A pioneer of the home recording movement, Linda Smith released several collections of delicate, bewitching solo music on cassette in the 1980s and ‘90s. The 2021 release of Till Another Time: 1988-1996, Captured Tracks' compilation of Smith's work, has helped bestow rightful critical acclaim to the ahead-of-her-time artist.
Captured Tracks is diving deeper into Smith's catalog with plans to release two full-length companion albums, Nothing Else Matters and I So Liked Spring, made available for the first time on vinyl & streaming formats on March 1, 2024.
I So Liked Spring, recorded in 1996, followed 1995's Nothing Else Matters. Equally sophisticated in content as its predecessor, I So Liked Spring saw Smith experimenting with the unique challenge of putting another artist's words to music. She'd come across a biography of the English poet Charlotte Mew and found her wistful poetry rife for musical interpretation.

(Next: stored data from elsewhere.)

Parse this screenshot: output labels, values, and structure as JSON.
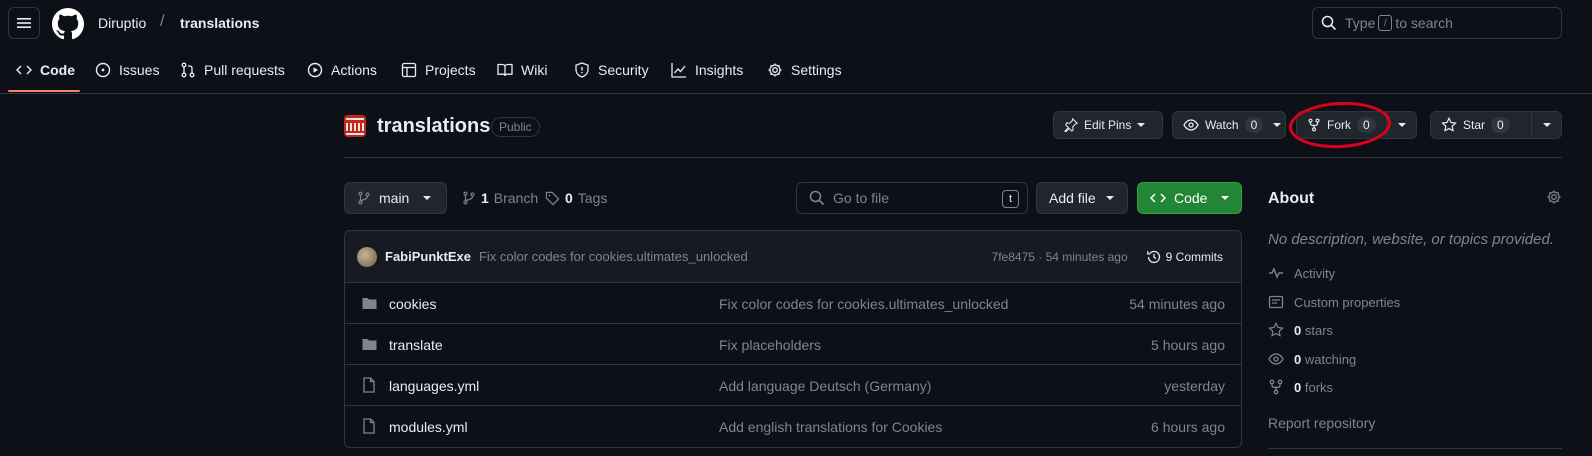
{
  "header": {
    "owner": "Diruptio",
    "separator": "/",
    "repo": "translations",
    "search_prefix": "Type",
    "search_key": "/",
    "search_suffix": "to search"
  },
  "nav": {
    "tabs": [
      {
        "label": "Code",
        "icon": "code-icon"
      },
      {
        "label": "Issues",
        "icon": "issue-icon"
      },
      {
        "label": "Pull requests",
        "icon": "pull-request-icon"
      },
      {
        "label": "Actions",
        "icon": "play-icon"
      },
      {
        "label": "Projects",
        "icon": "table-icon"
      },
      {
        "label": "Wiki",
        "icon": "book-icon"
      },
      {
        "label": "Security",
        "icon": "shield-icon"
      },
      {
        "label": "Insights",
        "icon": "graph-icon"
      },
      {
        "label": "Settings",
        "icon": "gear-icon"
      }
    ]
  },
  "repo": {
    "name": "translations",
    "visibility": "Public",
    "edit_pins": "Edit Pins",
    "watch_label": "Watch",
    "watch_count": "0",
    "fork_label": "Fork",
    "fork_count": "0",
    "star_label": "Star",
    "star_count": "0"
  },
  "filenav": {
    "branch": "main",
    "branch_count": "1",
    "branch_label": "Branch",
    "tag_count": "0",
    "tag_label": "Tags",
    "goto_placeholder": "Go to file",
    "goto_key": "t",
    "add_file": "Add file",
    "code_button": "Code"
  },
  "commit": {
    "author": "FabiPunktExe",
    "message": "Fix color codes for cookies.ultimates_unlocked",
    "hash_time": "7fe8475 · 54 minutes ago",
    "commits": "9 Commits"
  },
  "files": [
    {
      "type": "folder",
      "name": "cookies",
      "message": "Fix color codes for cookies.ultimates_unlocked",
      "time": "54 minutes ago"
    },
    {
      "type": "folder",
      "name": "translate",
      "message": "Fix placeholders",
      "time": "5 hours ago"
    },
    {
      "type": "file",
      "name": "languages.yml",
      "message": "Add language Deutsch (Germany)",
      "time": "yesterday"
    },
    {
      "type": "file",
      "name": "modules.yml",
      "message": "Add english translations for Cookies",
      "time": "6 hours ago"
    }
  ],
  "about": {
    "title": "About",
    "description": "No description, website, or topics provided.",
    "activity": "Activity",
    "custom_properties": "Custom properties",
    "stars_count": "0",
    "stars_label": "stars",
    "watching_count": "0",
    "watching_label": "watching",
    "forks_count": "0",
    "forks_label": "forks",
    "report": "Report repository"
  },
  "colors": {
    "background": "#0d1117",
    "border": "#30363d",
    "muted": "#7d8590",
    "accent_underline": "#f78166",
    "code_button": "#238636",
    "annotation": "#e0001b"
  }
}
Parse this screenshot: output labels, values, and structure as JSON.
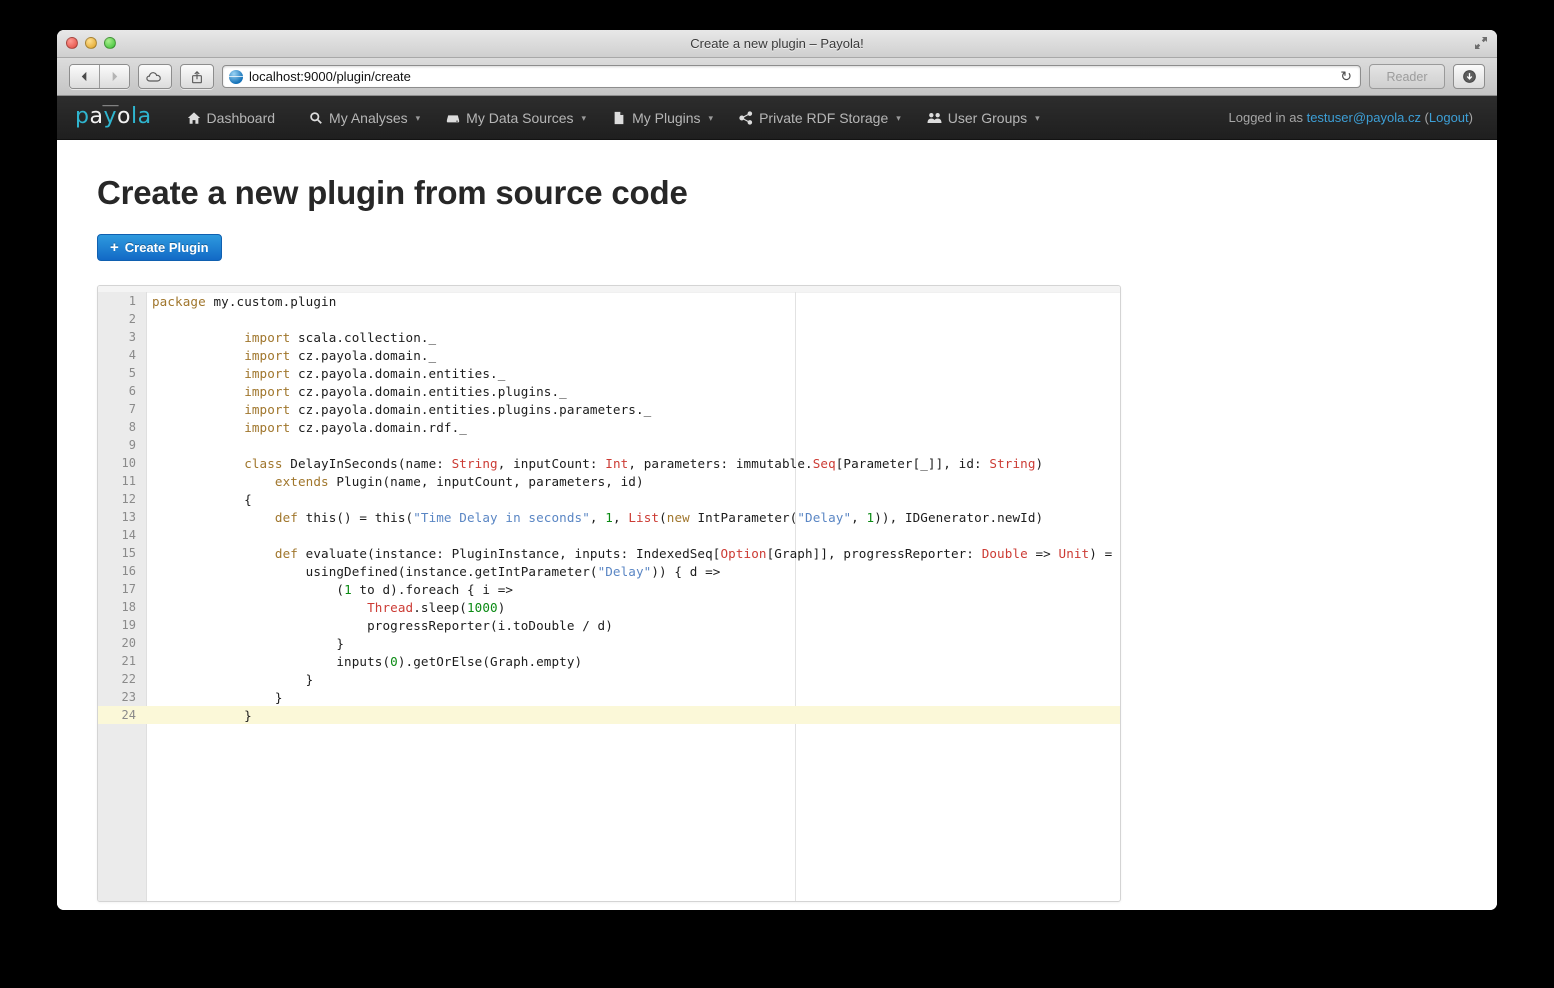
{
  "window": {
    "title": "Create a new plugin – Payola!",
    "traffic_lights": [
      "close",
      "minimize",
      "zoom"
    ],
    "fullscreen_icon": "fullscreen-icon"
  },
  "toolbar": {
    "back_icon": "back-arrow-icon",
    "forward_icon": "forward-arrow-icon",
    "icloud_icon": "icloud-tabs-icon",
    "share_icon": "share-icon",
    "url_host": "localhost:9000",
    "url_path": "/plugin/create",
    "reload_icon": "reload-icon",
    "reader_label": "Reader",
    "downloads_icon": "downloads-icon"
  },
  "navbar": {
    "brand": "payola",
    "brand_cyan_1": "p",
    "brand_white_1": "a",
    "brand_cyan_2": "y",
    "brand_white_2": "o",
    "brand_cyan_3": "la",
    "items": [
      {
        "label": "Dashboard",
        "icon": "home-icon",
        "caret": ""
      },
      {
        "label": "My Analyses",
        "icon": "search-icon",
        "caret": "▾"
      },
      {
        "label": "My Data Sources",
        "icon": "harddrive-icon",
        "caret": "▾"
      },
      {
        "label": "My Plugins",
        "icon": "file-icon",
        "caret": "▾"
      },
      {
        "label": "Private RDF Storage",
        "icon": "share-nodes-icon",
        "caret": "▾"
      },
      {
        "label": "User Groups",
        "icon": "users-icon",
        "caret": "▾"
      }
    ],
    "logged_in_prefix": "Logged in as ",
    "user_email": "testuser@payola.cz",
    "paren_open": " (",
    "logout_label": "Logout",
    "paren_close": ")"
  },
  "main": {
    "page_title": "Create a new plugin from source code",
    "create_button_icon": "plus-icon",
    "create_button_label": "Create Plugin"
  },
  "editor": {
    "active_line": 24,
    "total_lines": 24,
    "colors": {
      "keyword": "#a0762c",
      "string": "#5a86c4",
      "number": "#0a8a13",
      "type": "#cc3b34",
      "active_line_bg": "#fbf8d8",
      "gutter_bg": "#ebebeb",
      "line_number": "#8a8a8a"
    },
    "lines": [
      {
        "n": 1,
        "tokens": [
          {
            "t": "package",
            "c": "kw"
          },
          {
            "t": " my.custom.plugin",
            "c": ""
          }
        ]
      },
      {
        "n": 2,
        "tokens": []
      },
      {
        "n": 3,
        "tokens": [
          {
            "t": "            ",
            "c": ""
          },
          {
            "t": "import",
            "c": "kw"
          },
          {
            "t": " scala.collection._",
            "c": ""
          }
        ]
      },
      {
        "n": 4,
        "tokens": [
          {
            "t": "            ",
            "c": ""
          },
          {
            "t": "import",
            "c": "kw"
          },
          {
            "t": " cz.payola.domain._",
            "c": ""
          }
        ]
      },
      {
        "n": 5,
        "tokens": [
          {
            "t": "            ",
            "c": ""
          },
          {
            "t": "import",
            "c": "kw"
          },
          {
            "t": " cz.payola.domain.entities._",
            "c": ""
          }
        ]
      },
      {
        "n": 6,
        "tokens": [
          {
            "t": "            ",
            "c": ""
          },
          {
            "t": "import",
            "c": "kw"
          },
          {
            "t": " cz.payola.domain.entities.plugins._",
            "c": ""
          }
        ]
      },
      {
        "n": 7,
        "tokens": [
          {
            "t": "            ",
            "c": ""
          },
          {
            "t": "import",
            "c": "kw"
          },
          {
            "t": " cz.payola.domain.entities.plugins.parameters._",
            "c": ""
          }
        ]
      },
      {
        "n": 8,
        "tokens": [
          {
            "t": "            ",
            "c": ""
          },
          {
            "t": "import",
            "c": "kw"
          },
          {
            "t": " cz.payola.domain.rdf._",
            "c": ""
          }
        ]
      },
      {
        "n": 9,
        "tokens": []
      },
      {
        "n": 10,
        "tokens": [
          {
            "t": "            ",
            "c": ""
          },
          {
            "t": "class",
            "c": "kw"
          },
          {
            "t": " DelayInSeconds(name: ",
            "c": ""
          },
          {
            "t": "String",
            "c": "typ"
          },
          {
            "t": ", inputCount: ",
            "c": ""
          },
          {
            "t": "Int",
            "c": "typ"
          },
          {
            "t": ", parameters: immutable.",
            "c": ""
          },
          {
            "t": "Seq",
            "c": "typ"
          },
          {
            "t": "[Parameter[_]], id: ",
            "c": ""
          },
          {
            "t": "String",
            "c": "typ"
          },
          {
            "t": ")",
            "c": ""
          }
        ]
      },
      {
        "n": 11,
        "tokens": [
          {
            "t": "                ",
            "c": ""
          },
          {
            "t": "extends",
            "c": "kw"
          },
          {
            "t": " Plugin(name, inputCount, parameters, id)",
            "c": ""
          }
        ]
      },
      {
        "n": 12,
        "tokens": [
          {
            "t": "            {",
            "c": ""
          }
        ]
      },
      {
        "n": 13,
        "tokens": [
          {
            "t": "                ",
            "c": ""
          },
          {
            "t": "def",
            "c": "kw"
          },
          {
            "t": " this() = this(",
            "c": ""
          },
          {
            "t": "\"Time Delay in seconds\"",
            "c": "str"
          },
          {
            "t": ", ",
            "c": ""
          },
          {
            "t": "1",
            "c": "num"
          },
          {
            "t": ", ",
            "c": ""
          },
          {
            "t": "List",
            "c": "typ"
          },
          {
            "t": "(",
            "c": ""
          },
          {
            "t": "new",
            "c": "kw"
          },
          {
            "t": " IntParameter(",
            "c": ""
          },
          {
            "t": "\"Delay\"",
            "c": "str"
          },
          {
            "t": ", ",
            "c": ""
          },
          {
            "t": "1",
            "c": "num"
          },
          {
            "t": ")), IDGenerator.newId",
            "c": ""
          },
          {
            "t": ")",
            "c": ""
          }
        ]
      },
      {
        "n": 14,
        "tokens": []
      },
      {
        "n": 15,
        "tokens": [
          {
            "t": "                ",
            "c": ""
          },
          {
            "t": "def",
            "c": "kw"
          },
          {
            "t": " evaluate(instance: PluginInstance, inputs: IndexedSeq[",
            "c": ""
          },
          {
            "t": "Option",
            "c": "typ"
          },
          {
            "t": "[Graph]], progressReporter: ",
            "c": ""
          },
          {
            "t": "Double",
            "c": "typ"
          },
          {
            "t": " => ",
            "c": ""
          },
          {
            "t": "Unit",
            "c": "typ"
          },
          {
            "t": ") = {",
            "c": ""
          }
        ]
      },
      {
        "n": 16,
        "tokens": [
          {
            "t": "                    usingDefined(instance.getIntParameter(",
            "c": ""
          },
          {
            "t": "\"Delay\"",
            "c": "str"
          },
          {
            "t": ")) { d =>",
            "c": ""
          }
        ]
      },
      {
        "n": 17,
        "tokens": [
          {
            "t": "                        (",
            "c": ""
          },
          {
            "t": "1",
            "c": "num"
          },
          {
            "t": " to d).foreach { i =>",
            "c": ""
          }
        ]
      },
      {
        "n": 18,
        "tokens": [
          {
            "t": "                            ",
            "c": ""
          },
          {
            "t": "Thread",
            "c": "typ"
          },
          {
            "t": ".sleep(",
            "c": ""
          },
          {
            "t": "1000",
            "c": "num"
          },
          {
            "t": ")",
            "c": ""
          }
        ]
      },
      {
        "n": 19,
        "tokens": [
          {
            "t": "                            progressReporter(i.toDouble / d)",
            "c": ""
          }
        ]
      },
      {
        "n": 20,
        "tokens": [
          {
            "t": "                        }",
            "c": ""
          }
        ]
      },
      {
        "n": 21,
        "tokens": [
          {
            "t": "                        inputs(",
            "c": ""
          },
          {
            "t": "0",
            "c": "num"
          },
          {
            "t": ").getOrElse(Graph.empty)",
            "c": ""
          }
        ]
      },
      {
        "n": 22,
        "tokens": [
          {
            "t": "                    }",
            "c": ""
          }
        ]
      },
      {
        "n": 23,
        "tokens": [
          {
            "t": "                }",
            "c": ""
          }
        ]
      },
      {
        "n": 24,
        "tokens": [
          {
            "t": "            }",
            "c": ""
          }
        ]
      }
    ]
  }
}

“[The] poems offered a new challenge in how to structure a song,” Smith explains. “There were no obvious verses and choruses, and this meant that I had to find another way to put together melody and rhythm based on the lines of the poems.” As a result, the songs on I So Liked Spring are delightfully unpredictable, full of upbeat melodies and spellbinding vocal harmonies.
Today, “Fin de Fete,” the irresistibly melodic opener of I So Liked Spring, has been made available as a single with a visualizer.
Linda Smith shares more about the song's creation:
“‘Fin de Fete' – When I was setting poems by Charlotte Mew to music back in 1996, I chose those that would offer me the opportunity to convey different moods using a variety of rhythms and tempos. While the words of ‘Fin de Fete' might seem on the page to be a somewhat wistful and even melancholic declaration of resignation, I wanted to give it a more upbeat, ‘who cares?' kind of treatment. Instead of a slow, minor chord arrangement, I decided upon three major chords and a jaunty rhythm to set the album in motion for the other songs (and poems) to follow. (I hope Charlotte Mew would have approved.)